By Jojo Rinoza and Marielle Lucenio
President Rodrigo Duterte warned Washington on Friday that it would “have to pay” to preserve a 22-year-old bilateral military pact, as Manila negotiates with the new U.S. administration on extending the Visiting Forces Agreement, which he has threatened to scrap.
The Philippine leader made the remarks while inspecting Air Force assets north of Manila, a day after officials from the governments of the two longtime defense allies began talks on the issue of renewing the 1999 VFA.
“I would like to put on notice if there’s an American agent here that from now on, you want the Visiting Forces Agreement done? Well, they have to pay,” Duterte said. “It’s a shared responsibility, but your share of responsibility does not come free. Because after all, when the war breaks out, we all pay.”
Duterte did not go into detail on how the United States would have to pay – or what it would have to pay for – to keep the pact alive.
The VFA allows for large-scale joint military exercises in the Philippines between the two allies.
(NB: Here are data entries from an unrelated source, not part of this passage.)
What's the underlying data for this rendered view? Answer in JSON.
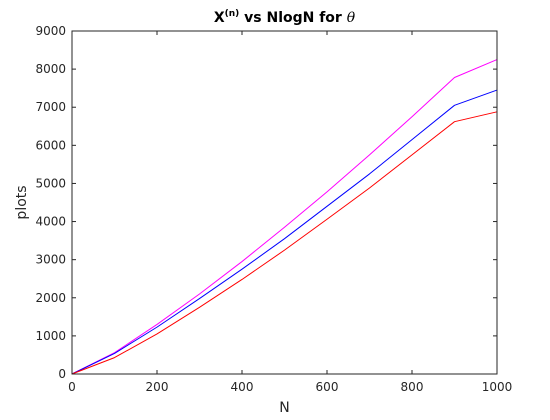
{
  "chart_data": {
    "type": "line",
    "title": {
      "base": "X",
      "superscript": "(n)",
      "rest": " vs NlogN for ",
      "symbol": "θ"
    },
    "xlabel": "N",
    "ylabel": "plots",
    "xlim": [
      0,
      1000
    ],
    "ylim": [
      0,
      9000
    ],
    "xticks": [
      0,
      200,
      400,
      600,
      800,
      1000
    ],
    "yticks": [
      0,
      1000,
      2000,
      3000,
      4000,
      5000,
      6000,
      7000,
      8000,
      9000
    ],
    "grid": false,
    "legend": "none",
    "x": [
      0,
      100,
      200,
      300,
      400,
      500,
      600,
      700,
      800,
      900,
      1000
    ],
    "series": [
      {
        "color": "#ff00ff",
        "values": [
          0,
          560,
          1300,
          2100,
          2950,
          3850,
          4780,
          5750,
          6750,
          7780,
          8250
        ]
      },
      {
        "color": "#0000ff",
        "values": [
          0,
          540,
          1230,
          1980,
          2750,
          3550,
          4400,
          5250,
          6150,
          7050,
          7450
        ]
      },
      {
        "color": "#ff0000",
        "values": [
          0,
          430,
          1050,
          1750,
          2480,
          3250,
          4060,
          4880,
          5750,
          6620,
          6880
        ]
      }
    ]
  }
}
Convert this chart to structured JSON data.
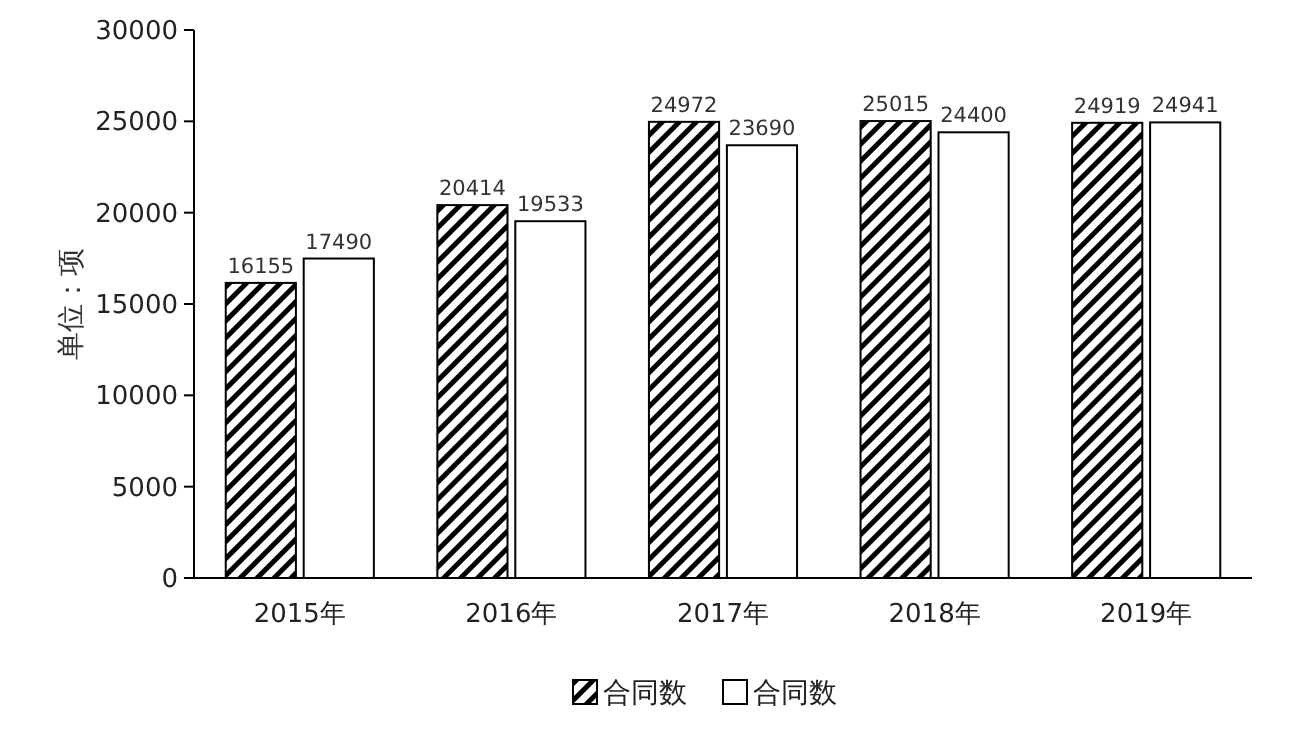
{
  "chart_data": {
    "type": "bar",
    "ylabel": "单位：项",
    "categories": [
      "2015年",
      "2016年",
      "2017年",
      "2018年",
      "2019年"
    ],
    "series": [
      {
        "name": "合同数",
        "color": "#000000",
        "values": [
          16155,
          20414,
          24972,
          25015,
          24919
        ]
      },
      {
        "name": "合同数",
        "color": "#ffffff",
        "values": [
          17490,
          19533,
          23690,
          24400,
          24941
        ]
      }
    ],
    "ylim": [
      0,
      30000
    ],
    "yticks": [
      0,
      5000,
      10000,
      15000,
      20000,
      25000,
      30000
    ],
    "data_labels": true,
    "grid": false,
    "legend": "bottom"
  }
}
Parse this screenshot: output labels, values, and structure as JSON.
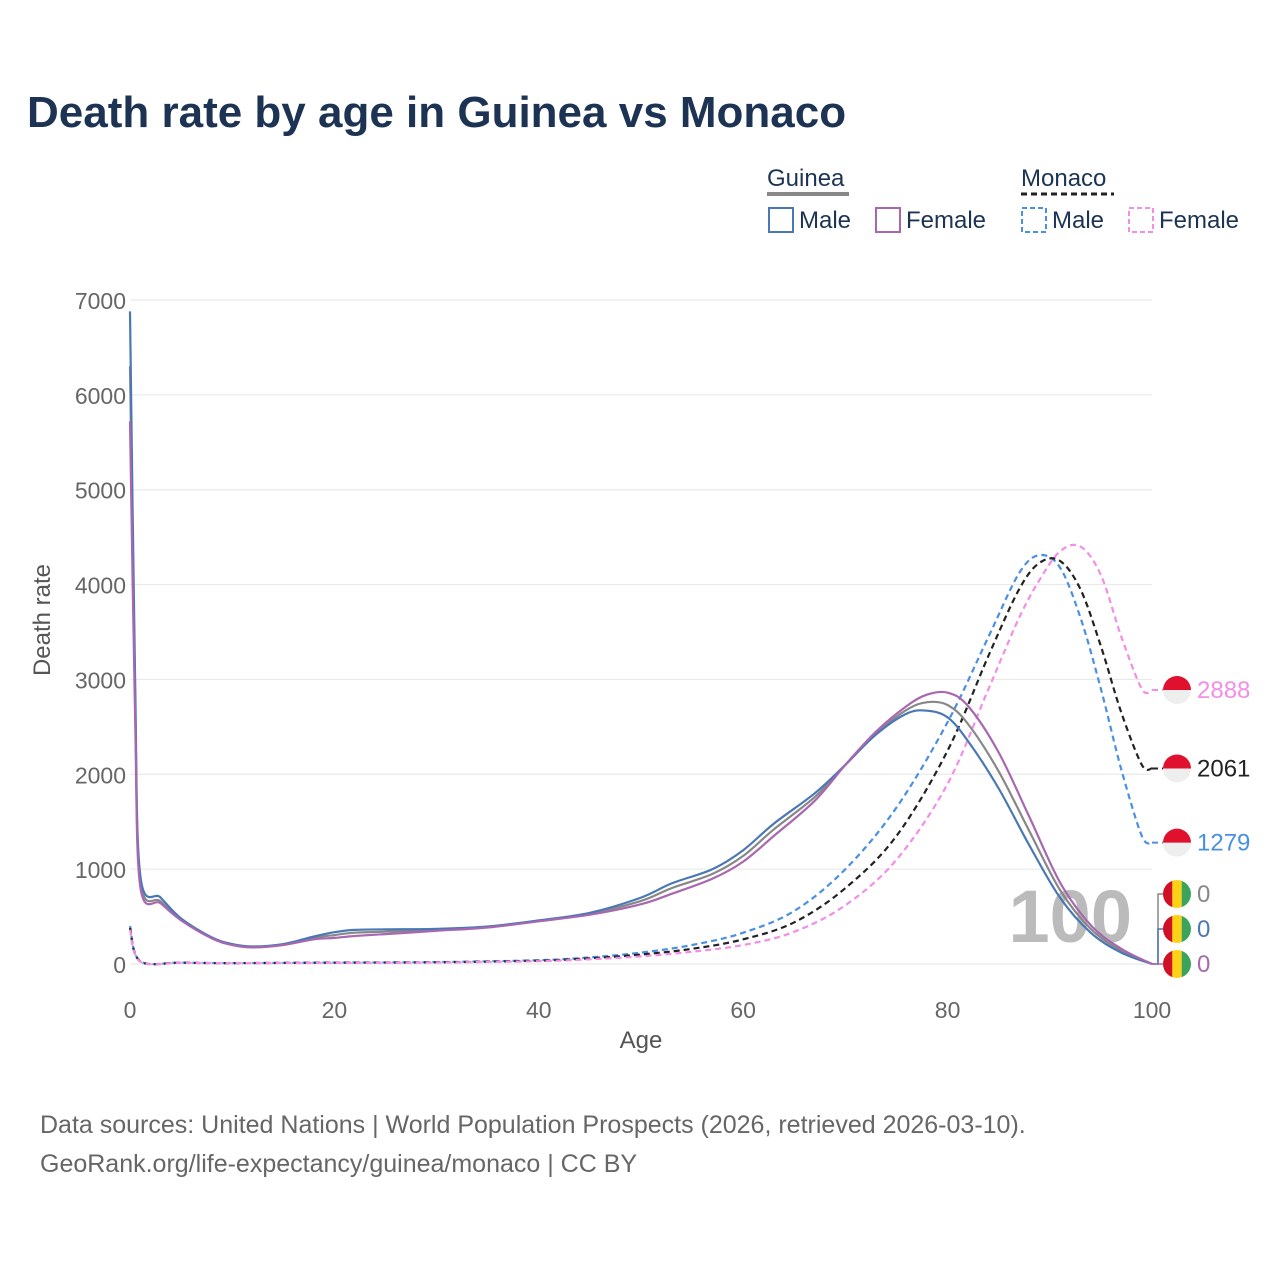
{
  "title": "Death rate by age in Guinea vs Monaco",
  "legend": {
    "groups": [
      {
        "country": "Guinea",
        "line_style": "solid",
        "color": "#888888",
        "items": [
          {
            "label": "Male",
            "color": "#4a78b5"
          },
          {
            "label": "Female",
            "color": "#a868b0"
          }
        ]
      },
      {
        "country": "Monaco",
        "line_style": "dashed",
        "color": "#222222",
        "items": [
          {
            "label": "Male",
            "color": "#4a90e2"
          },
          {
            "label": "Female",
            "color": "#f28ee6"
          }
        ]
      }
    ]
  },
  "age_marker": "100",
  "source": {
    "line1": "Data sources: United Nations | World Population Prospects (2026, retrieved 2026-03-10).",
    "line2": "GeoRank.org/life-expectancy/guinea/monaco | CC BY"
  },
  "chart_data": {
    "type": "line",
    "title": "Death rate by age in Guinea vs Monaco",
    "xlabel": "Age",
    "ylabel": "Death rate",
    "xlim": [
      0,
      100
    ],
    "ylim": [
      0,
      7000
    ],
    "x_ticks": [
      0,
      20,
      40,
      60,
      80,
      100
    ],
    "y_ticks": [
      0,
      1000,
      2000,
      3000,
      4000,
      5000,
      6000,
      7000
    ],
    "grid": true,
    "series": [
      {
        "name": "Guinea Male",
        "color": "#4a78b5",
        "dash": false,
        "end_label": "0",
        "points": [
          [
            0,
            6880
          ],
          [
            0.5,
            3000
          ],
          [
            1,
            940
          ],
          [
            3,
            700
          ],
          [
            5,
            480
          ],
          [
            8,
            280
          ],
          [
            10,
            210
          ],
          [
            12,
            185
          ],
          [
            15,
            210
          ],
          [
            18,
            290
          ],
          [
            20,
            335
          ],
          [
            22,
            360
          ],
          [
            25,
            365
          ],
          [
            30,
            370
          ],
          [
            35,
            395
          ],
          [
            40,
            460
          ],
          [
            45,
            540
          ],
          [
            50,
            700
          ],
          [
            53,
            850
          ],
          [
            57,
            1000
          ],
          [
            60,
            1200
          ],
          [
            63,
            1480
          ],
          [
            67,
            1800
          ],
          [
            70,
            2100
          ],
          [
            73,
            2420
          ],
          [
            76,
            2640
          ],
          [
            78,
            2670
          ],
          [
            80,
            2600
          ],
          [
            82,
            2350
          ],
          [
            85,
            1850
          ],
          [
            88,
            1250
          ],
          [
            91,
            700
          ],
          [
            94,
            330
          ],
          [
            97,
            120
          ],
          [
            100,
            0
          ]
        ]
      },
      {
        "name": "Guinea Both",
        "color": "#888888",
        "dash": false,
        "end_label": "0",
        "points": [
          [
            0,
            6300
          ],
          [
            0.5,
            2800
          ],
          [
            1,
            880
          ],
          [
            3,
            660
          ],
          [
            5,
            470
          ],
          [
            8,
            275
          ],
          [
            10,
            205
          ],
          [
            12,
            180
          ],
          [
            15,
            205
          ],
          [
            18,
            275
          ],
          [
            20,
            305
          ],
          [
            22,
            330
          ],
          [
            25,
            340
          ],
          [
            30,
            360
          ],
          [
            35,
            390
          ],
          [
            40,
            455
          ],
          [
            45,
            530
          ],
          [
            50,
            665
          ],
          [
            53,
            800
          ],
          [
            57,
            950
          ],
          [
            60,
            1140
          ],
          [
            63,
            1420
          ],
          [
            67,
            1760
          ],
          [
            70,
            2100
          ],
          [
            73,
            2430
          ],
          [
            76,
            2680
          ],
          [
            78,
            2760
          ],
          [
            80,
            2730
          ],
          [
            82,
            2530
          ],
          [
            85,
            2030
          ],
          [
            88,
            1400
          ],
          [
            91,
            780
          ],
          [
            94,
            370
          ],
          [
            97,
            140
          ],
          [
            100,
            0
          ]
        ]
      },
      {
        "name": "Guinea Female",
        "color": "#a868b0",
        "dash": false,
        "end_label": "0",
        "points": [
          [
            0,
            5720
          ],
          [
            0.5,
            2600
          ],
          [
            1,
            820
          ],
          [
            3,
            640
          ],
          [
            5,
            460
          ],
          [
            8,
            270
          ],
          [
            10,
            200
          ],
          [
            12,
            175
          ],
          [
            15,
            200
          ],
          [
            18,
            260
          ],
          [
            20,
            275
          ],
          [
            22,
            295
          ],
          [
            25,
            315
          ],
          [
            30,
            350
          ],
          [
            35,
            385
          ],
          [
            40,
            450
          ],
          [
            45,
            520
          ],
          [
            50,
            630
          ],
          [
            53,
            740
          ],
          [
            57,
            900
          ],
          [
            60,
            1080
          ],
          [
            63,
            1350
          ],
          [
            67,
            1720
          ],
          [
            70,
            2100
          ],
          [
            73,
            2450
          ],
          [
            76,
            2720
          ],
          [
            78,
            2840
          ],
          [
            80,
            2860
          ],
          [
            82,
            2720
          ],
          [
            85,
            2230
          ],
          [
            88,
            1550
          ],
          [
            91,
            860
          ],
          [
            94,
            410
          ],
          [
            97,
            160
          ],
          [
            100,
            0
          ]
        ]
      },
      {
        "name": "Monaco Male",
        "color": "#4a90e2",
        "dash": true,
        "end_label": "1279",
        "points": [
          [
            0,
            400
          ],
          [
            1,
            30
          ],
          [
            5,
            15
          ],
          [
            10,
            10
          ],
          [
            20,
            15
          ],
          [
            30,
            20
          ],
          [
            40,
            40
          ],
          [
            45,
            70
          ],
          [
            50,
            120
          ],
          [
            55,
            200
          ],
          [
            60,
            330
          ],
          [
            65,
            560
          ],
          [
            70,
            1000
          ],
          [
            75,
            1650
          ],
          [
            80,
            2550
          ],
          [
            84,
            3450
          ],
          [
            87,
            4120
          ],
          [
            89,
            4310
          ],
          [
            91,
            4180
          ],
          [
            93,
            3650
          ],
          [
            95,
            2900
          ],
          [
            97,
            2050
          ],
          [
            99,
            1350
          ],
          [
            100,
            1279
          ]
        ]
      },
      {
        "name": "Monaco Both",
        "color": "#222222",
        "dash": true,
        "end_label": "2061",
        "points": [
          [
            0,
            380
          ],
          [
            1,
            28
          ],
          [
            5,
            14
          ],
          [
            10,
            10
          ],
          [
            20,
            14
          ],
          [
            30,
            18
          ],
          [
            40,
            35
          ],
          [
            45,
            60
          ],
          [
            50,
            100
          ],
          [
            55,
            160
          ],
          [
            60,
            260
          ],
          [
            65,
            440
          ],
          [
            70,
            800
          ],
          [
            75,
            1350
          ],
          [
            80,
            2250
          ],
          [
            84,
            3250
          ],
          [
            87,
            3950
          ],
          [
            89,
            4230
          ],
          [
            91,
            4250
          ],
          [
            93,
            3950
          ],
          [
            95,
            3350
          ],
          [
            97,
            2650
          ],
          [
            99,
            2100
          ],
          [
            100,
            2061
          ]
        ]
      },
      {
        "name": "Monaco Female",
        "color": "#f28ee6",
        "dash": true,
        "end_label": "2888",
        "points": [
          [
            0,
            360
          ],
          [
            1,
            25
          ],
          [
            5,
            13
          ],
          [
            10,
            9
          ],
          [
            20,
            12
          ],
          [
            30,
            16
          ],
          [
            40,
            30
          ],
          [
            45,
            50
          ],
          [
            50,
            80
          ],
          [
            55,
            130
          ],
          [
            60,
            200
          ],
          [
            65,
            340
          ],
          [
            70,
            620
          ],
          [
            75,
            1100
          ],
          [
            80,
            1900
          ],
          [
            84,
            2900
          ],
          [
            87,
            3650
          ],
          [
            89,
            4050
          ],
          [
            91,
            4350
          ],
          [
            93,
            4400
          ],
          [
            95,
            4100
          ],
          [
            97,
            3450
          ],
          [
            99,
            2900
          ],
          [
            100,
            2888
          ]
        ]
      }
    ]
  }
}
The pact came about after the United States vacated two of its largest overseas military installations – the Subic Bay Naval Base and Clark Air Base, both located northwest of Manila – after the Cold War ended in the 1990s. It also governs the U.S. military presence in the Southeast Asian country and places American forces there under United States jurisdiction.
However, the text of the agreement makes no mention of payments.
A year ago this month, soon after Duterte first threatened to annul the VFA, then-U.S. President Donald Trump indicated he wouldn’t mind if Manila did that because, he said, it would save the United States “a lot of money.”
In a statement on Friday, the U.S. State Department did not respond to Duterte’s call for Washington to pay for the VFW when BenarNews sought reactions to his comments.
“We value our alliance with the Philippines, which is the oldest in the Asia-Pacific region, and we will continue to look for ways to further strengthen and advance security cooperation that furthers shared security challenges and respects human rights,” a State Department spokesman said in a statement. “Open dialogue between allies is essential to maintaining the strength of an alliance which is vital to both of our countries’ security.”
Also on Friday, Duterte emphasized that if hostilities were to break out between Washington and Beijing, the Philippines would be the nearest landmass to a Chinese garrison. Although the Philippine president did not identify it, China recently upgraded its defense arsenal on an island in the disputed South China Sea.
He said that the southwestern island of Palawan was the “nearest possible and convenient outpost” for the U.S. if it were to establish a base in the country.
Duterte said he was “walking on a tightrope” between geopolitical interests of the U.S. and China. Washington, under the Trump administration, had blacklisted Chinese firms found to have participated in construction activities in the South China Sea.
“I cannot afford to be brave in the mouth against China because, well, we are avoiding any confrontation – a confrontation that would lead to something which we can hardly afford, at least not at this time,” Duterte said.
A friend to rival superpowers
In his remarks, Duterte noted that he had been letting the American forces carry out missions here for strategic reasons.
“I am a friend of America, I am a friend of China. But what I don’t like is that they promise you [something but] once they take off, they forget all about it and nobody’s following [up] until you remind them,” Duterte said.
The president spoke out about the VFA one day after Foreign Secretary Teodoro Locsin Jr. confirmed holding a bilateral meeting with U.S. officials on defense, according to the state-run Philippine News Agency (NPA). Locsin did not provide details about the meeting as it “involves our national security and defense.”
On Wednesday, Philippine Defense Secretary Delfin Lorenzana and Lloyd Austin his new American counterpart in the Biden administration, discussed the VFA as well as the decades-old Mutual Defense Treaty during an introductory phone call.
Duterte last year ordered the VFA cancelled after Washington revoked the visa of a senator who, while serving as his national police chief, had launched the Philippine government’s deadly war on drugs.
In June, the president suspended his cancellation order amid perceptions of increasing Chinese threats in the South China Sea, but by November he called for taking another six months to determine the status of the VFA.